Thérèse Faye a notamment estimé qu’un salaire plafond évoqué dans un arrêté récent ne permettait même pas d’atteindre 80 000 francs CFA, jugeant le niveau de rémunération insuffisant au regard des tâches accomplies. D’autres élus ont aussi plaidé pour une meilleure prise en compte des femmes qui exercent dans les maisons sans couverture sociale effective, ni mécanisme de contrôle suffisamment visible.
Dans l’hémicycle, Ousmane Diop et Fodé Mané ont interrogé le gouvernement sur le temps de travail réel de ces employés, les voies de recours disponibles en cas de litige et l’encadrement des agences de placement qui se multiplient sur le marché.

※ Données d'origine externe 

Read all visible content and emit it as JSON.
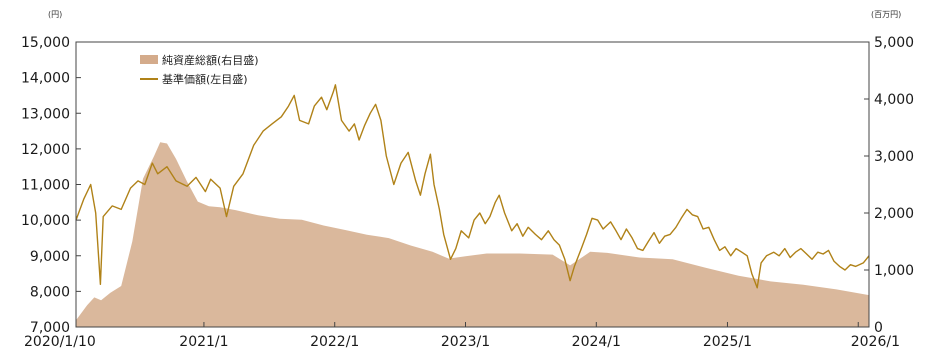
{
  "chart_data": {
    "type": "line",
    "title": "",
    "left_unit": "(円)",
    "right_unit": "(百万円)",
    "left_ylim": [
      7000,
      15000
    ],
    "left_ticks": [
      "7,000",
      "8,000",
      "9,000",
      "10,000",
      "11,000",
      "12,000",
      "13,000",
      "14,000",
      "15,000"
    ],
    "right_ylim": [
      0,
      5000
    ],
    "right_ticks": [
      "0",
      "1,000",
      "2,000",
      "3,000",
      "4,000",
      "5,000"
    ],
    "x_ticks": [
      "2020/1/10",
      "2021/1",
      "2022/1",
      "2023/1",
      "2024/1",
      "2025/1",
      "2026/1"
    ],
    "x_range": [
      "2020-01-10",
      "2026-01-31"
    ],
    "legend_position": "top-left",
    "grid": false,
    "series": [
      {
        "name": "純資産総額(右目盛)",
        "axis": "right",
        "kind": "area",
        "color": "#d4ab8b",
        "points": [
          [
            "2020-01-10",
            120
          ],
          [
            "2020-02-10",
            380
          ],
          [
            "2020-03-01",
            520
          ],
          [
            "2020-03-20",
            470
          ],
          [
            "2020-04-15",
            600
          ],
          [
            "2020-05-15",
            720
          ],
          [
            "2020-06-15",
            1500
          ],
          [
            "2020-07-15",
            2600
          ],
          [
            "2020-08-15",
            3000
          ],
          [
            "2020-09-01",
            3240
          ],
          [
            "2020-09-20",
            3220
          ],
          [
            "2020-10-15",
            2950
          ],
          [
            "2020-11-15",
            2550
          ],
          [
            "2020-12-15",
            2200
          ],
          [
            "2021-01-15",
            2120
          ],
          [
            "2021-02-15",
            2100
          ],
          [
            "2021-04-01",
            2050
          ],
          [
            "2021-06-01",
            1960
          ],
          [
            "2021-08-01",
            1900
          ],
          [
            "2021-10-01",
            1880
          ],
          [
            "2021-12-01",
            1780
          ],
          [
            "2022-02-01",
            1700
          ],
          [
            "2022-04-01",
            1620
          ],
          [
            "2022-06-01",
            1560
          ],
          [
            "2022-08-01",
            1430
          ],
          [
            "2022-10-01",
            1320
          ],
          [
            "2022-11-15",
            1200
          ],
          [
            "2023-01-01",
            1240
          ],
          [
            "2023-03-01",
            1290
          ],
          [
            "2023-06-01",
            1290
          ],
          [
            "2023-09-01",
            1270
          ],
          [
            "2023-10-20",
            1080
          ],
          [
            "2023-12-15",
            1320
          ],
          [
            "2024-02-01",
            1300
          ],
          [
            "2024-05-01",
            1220
          ],
          [
            "2024-08-01",
            1190
          ],
          [
            "2024-11-01",
            1040
          ],
          [
            "2025-02-01",
            900
          ],
          [
            "2025-05-01",
            800
          ],
          [
            "2025-08-01",
            740
          ],
          [
            "2025-11-01",
            660
          ],
          [
            "2026-01-31",
            560
          ]
        ]
      },
      {
        "name": "基準価額(左目盛)",
        "axis": "left",
        "kind": "line",
        "color": "#b08218",
        "points": [
          [
            "2020-01-10",
            10000
          ],
          [
            "2020-02-01",
            10600
          ],
          [
            "2020-02-20",
            11000
          ],
          [
            "2020-03-05",
            10200
          ],
          [
            "2020-03-18",
            8200
          ],
          [
            "2020-03-26",
            10100
          ],
          [
            "2020-04-20",
            10400
          ],
          [
            "2020-05-15",
            10300
          ],
          [
            "2020-06-10",
            10900
          ],
          [
            "2020-07-01",
            11100
          ],
          [
            "2020-07-20",
            11000
          ],
          [
            "2020-08-10",
            11600
          ],
          [
            "2020-08-25",
            11300
          ],
          [
            "2020-09-20",
            11500
          ],
          [
            "2020-10-15",
            11100
          ],
          [
            "2020-11-15",
            10950
          ],
          [
            "2020-12-10",
            11200
          ],
          [
            "2021-01-05",
            10800
          ],
          [
            "2021-01-20",
            11150
          ],
          [
            "2021-02-15",
            10900
          ],
          [
            "2021-03-05",
            10100
          ],
          [
            "2021-03-25",
            10950
          ],
          [
            "2021-04-20",
            11300
          ],
          [
            "2021-05-20",
            12100
          ],
          [
            "2021-06-15",
            12500
          ],
          [
            "2021-07-10",
            12700
          ],
          [
            "2021-08-05",
            12900
          ],
          [
            "2021-08-25",
            13200
          ],
          [
            "2021-09-10",
            13500
          ],
          [
            "2021-09-25",
            12800
          ],
          [
            "2021-10-20",
            12700
          ],
          [
            "2021-11-05",
            13200
          ],
          [
            "2021-11-25",
            13450
          ],
          [
            "2021-12-10",
            13100
          ],
          [
            "2021-12-28",
            13600
          ],
          [
            "2022-01-03",
            13800
          ],
          [
            "2022-01-20",
            12800
          ],
          [
            "2022-02-10",
            12500
          ],
          [
            "2022-02-25",
            12700
          ],
          [
            "2022-03-10",
            12250
          ],
          [
            "2022-03-25",
            12650
          ],
          [
            "2022-04-10",
            13000
          ],
          [
            "2022-04-25",
            13250
          ],
          [
            "2022-05-10",
            12800
          ],
          [
            "2022-05-25",
            11800
          ],
          [
            "2022-06-15",
            11000
          ],
          [
            "2022-07-05",
            11600
          ],
          [
            "2022-07-25",
            11900
          ],
          [
            "2022-08-15",
            11100
          ],
          [
            "2022-08-28",
            10700
          ],
          [
            "2022-09-10",
            11300
          ],
          [
            "2022-09-25",
            11850
          ],
          [
            "2022-10-05",
            11000
          ],
          [
            "2022-10-20",
            10300
          ],
          [
            "2022-11-01",
            9600
          ],
          [
            "2022-11-20",
            8900
          ],
          [
            "2022-12-05",
            9200
          ],
          [
            "2022-12-20",
            9700
          ],
          [
            "2023-01-10",
            9500
          ],
          [
            "2023-01-25",
            10000
          ],
          [
            "2023-02-10",
            10200
          ],
          [
            "2023-02-25",
            9900
          ],
          [
            "2023-03-10",
            10100
          ],
          [
            "2023-03-25",
            10500
          ],
          [
            "2023-04-05",
            10700
          ],
          [
            "2023-04-20",
            10200
          ],
          [
            "2023-05-10",
            9700
          ],
          [
            "2023-05-25",
            9900
          ],
          [
            "2023-06-10",
            9550
          ],
          [
            "2023-06-25",
            9800
          ],
          [
            "2023-07-15",
            9600
          ],
          [
            "2023-08-01",
            9450
          ],
          [
            "2023-08-20",
            9700
          ],
          [
            "2023-09-05",
            9450
          ],
          [
            "2023-09-20",
            9300
          ],
          [
            "2023-10-05",
            8900
          ],
          [
            "2023-10-20",
            8300
          ],
          [
            "2023-11-01",
            8700
          ],
          [
            "2023-11-20",
            9200
          ],
          [
            "2023-12-05",
            9600
          ],
          [
            "2023-12-20",
            10050
          ],
          [
            "2024-01-05",
            10000
          ],
          [
            "2024-01-20",
            9750
          ],
          [
            "2024-02-10",
            9950
          ],
          [
            "2024-02-25",
            9700
          ],
          [
            "2024-03-10",
            9450
          ],
          [
            "2024-03-25",
            9750
          ],
          [
            "2024-04-10",
            9500
          ],
          [
            "2024-04-25",
            9200
          ],
          [
            "2024-05-10",
            9150
          ],
          [
            "2024-05-25",
            9400
          ],
          [
            "2024-06-10",
            9650
          ],
          [
            "2024-06-25",
            9350
          ],
          [
            "2024-07-10",
            9550
          ],
          [
            "2024-07-25",
            9600
          ],
          [
            "2024-08-10",
            9800
          ],
          [
            "2024-08-25",
            10050
          ],
          [
            "2024-09-10",
            10300
          ],
          [
            "2024-09-25",
            10150
          ],
          [
            "2024-10-10",
            10100
          ],
          [
            "2024-10-25",
            9750
          ],
          [
            "2024-11-10",
            9800
          ],
          [
            "2024-11-25",
            9450
          ],
          [
            "2024-12-10",
            9150
          ],
          [
            "2024-12-25",
            9250
          ],
          [
            "2025-01-10",
            9000
          ],
          [
            "2025-01-25",
            9200
          ],
          [
            "2025-02-10",
            9100
          ],
          [
            "2025-02-25",
            9000
          ],
          [
            "2025-03-10",
            8500
          ],
          [
            "2025-03-25",
            8100
          ],
          [
            "2025-04-05",
            8800
          ],
          [
            "2025-04-20",
            9000
          ],
          [
            "2025-05-10",
            9100
          ],
          [
            "2025-05-25",
            9000
          ],
          [
            "2025-06-10",
            9200
          ],
          [
            "2025-06-25",
            8950
          ],
          [
            "2025-07-10",
            9100
          ],
          [
            "2025-07-25",
            9200
          ],
          [
            "2025-08-10",
            9050
          ],
          [
            "2025-08-25",
            8900
          ],
          [
            "2025-09-10",
            9100
          ],
          [
            "2025-09-25",
            9050
          ],
          [
            "2025-10-10",
            9150
          ],
          [
            "2025-10-25",
            8850
          ],
          [
            "2025-11-10",
            8700
          ],
          [
            "2025-11-25",
            8600
          ],
          [
            "2025-12-10",
            8750
          ],
          [
            "2025-12-25",
            8700
          ],
          [
            "2026-01-15",
            8800
          ],
          [
            "2026-01-31",
            9000
          ]
        ]
      }
    ]
  }
}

Les parlementaires ont appelé à un cadre plus clair pour éviter les abus, protéger les familles employeuses et mieux sécuriser les contrats.
Cette séquence illustre la place prise par le débat social dans la réforme du droit du travail. Au-delà du texte, l’enjeu porte sur la capacité de l’État à garantir des droits concrets à des travailleurs souvent invisibles, mais essentiels au fonctionnement des ménages, à la stabilité du secteur domestique et à l’équilibre du marché de l’emploi au Sénégal, dans les prochaines semaines.